In Chattanooga, Tenn., the schools have abolished their multitrack curriculum, which pointed only a fraction of students toward college. Every student is now on a college track.
And in the Washington suburb of Prince George’s County, Md., the school district is arranging college tours for students as early as seventh grade, and adding eight core Advanced Placement classes to every high school, including some schools that had none.
Those efforts, and others across the country, reflect a growing sense of urgency among educators that the primary goal of many large high schools serving low-income and urban populations — to move students toward graduation — is no longer enough. Now, educators say, even as they struggle to lift dismal high school graduation rates, they must also prepare the students for college, or some form of post-secondary school training, with the skills to succeed.
In affluent suburbs, where college admission is an obsession, some educators worry that high schools, with their rigorous college preparatory curriculums, have become too academically demanding in recent years.
By contrast, many urban and low-income districts, which also serve many immigrants, are experimenting with ways to teach more than the basic skills so that their students can not only get to college, but earn college degrees. Some states have begun to strengthen their graduation requirements....
Although federal studies show that most students yearn for a college degree, each year tens of thousands will not even make it through high school. In New York City, for example, roughly half the students complete high school though the new small high schools have shown substantial improvement in graduation rates.
Of the 68 percent of high school students nationwide who go to college each year, about a third will need remedial courses, experts say. For various reasons, from financial to a lack of academic preparedness, thousands of low-income students drop out of college each year.
Fewer than 18 percent of African-Americans and just 11 percent of Hispanics earn a bachelor’s degree, compared with almost a third of whites, ages 25 to 29, experts say. Of families making less than $25,000 a year, 19 percent complete an associate degree or higher, compared with 76 percent of families earning $76,000 per year or more.
The innovations range from creating high schools that offer an opportunity to take college courses for credit, to devoting senior English classes to writing college application essays, and holding parties to celebrate students who complete them. New York City has a $10 million grant from the Carnegie Corporation to develop extensive college counseling and connections with higher education institutions at 70 small high schools and three redesigned large ones.
Although affluent suburban schools have been increasing academic rigor in recent years, many large urban schools have been organized around the same low academic expectations for nearly three decades, experts say. When these schools opened their doors about a hundred years ago, relatively few teenagers even went to high school, education historians say. Enrollment in high school was not universal until the end of the 1950s.
By the 1970s, academic standards were being lowered to make it easier to move large numbers students of different abilities toward the diploma that was considered sufficient education for most, the historians say.
Today, however, some states are putting in place more rigorous high school exit exams, and students understand that a diploma no longer provides entry to the middle class.

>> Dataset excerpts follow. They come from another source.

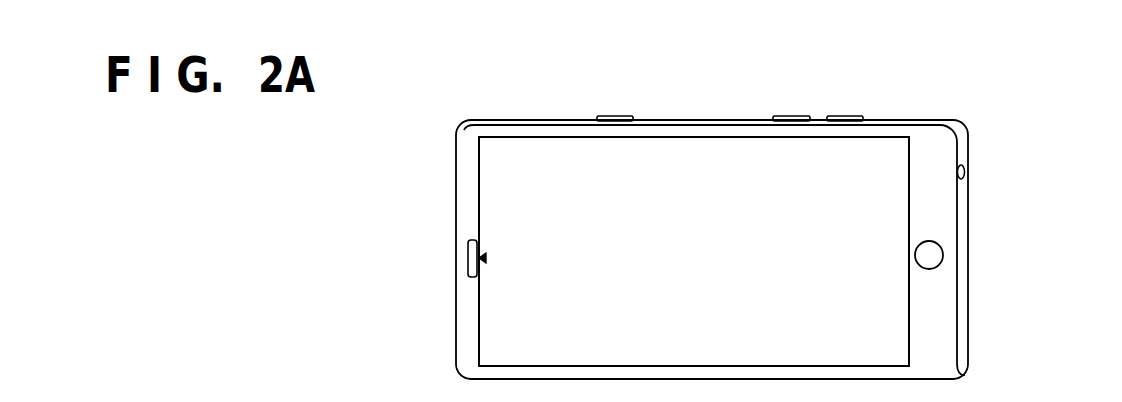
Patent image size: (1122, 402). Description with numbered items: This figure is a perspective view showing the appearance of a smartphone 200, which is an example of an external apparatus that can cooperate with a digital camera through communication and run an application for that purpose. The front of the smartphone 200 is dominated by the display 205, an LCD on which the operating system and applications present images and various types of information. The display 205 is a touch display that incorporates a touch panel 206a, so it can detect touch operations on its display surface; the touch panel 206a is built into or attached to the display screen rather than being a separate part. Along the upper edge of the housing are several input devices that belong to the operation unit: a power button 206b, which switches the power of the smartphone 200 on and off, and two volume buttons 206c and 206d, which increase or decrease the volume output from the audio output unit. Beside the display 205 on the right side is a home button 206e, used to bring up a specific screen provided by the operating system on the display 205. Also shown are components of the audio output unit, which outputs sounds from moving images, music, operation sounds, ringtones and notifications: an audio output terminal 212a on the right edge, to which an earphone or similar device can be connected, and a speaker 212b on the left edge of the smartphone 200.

The smartphone 200 is at (943, 333).
The display 205 is at (522, 162).
The touch panel 206a is at (522, 162).
The power button 206b is at (610, 115).
The volume button 206c is at (788, 115).
The volume button 206d is at (848, 115).
The home button 206e is at (935, 254).
The audio output terminal 212a is at (965, 168).
The speaker 212b is at (467, 258).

Over the past two decades, the percentage of low-income students who say they want a four-year degree or higher has tripled, rising to 66.2 percent in 2002, from 19.4 percent in 1980, according to federal statistics. And parents are stoking their children’s hopes.
Still, I'm blown away when I read the reports on the crisis in high school graduation rates.
The Los Angeles Times had a troubling story last year on the urban high school crisis, "The Vanishing Class," which notes, "For many, the traditional U.S. education system is a dead end."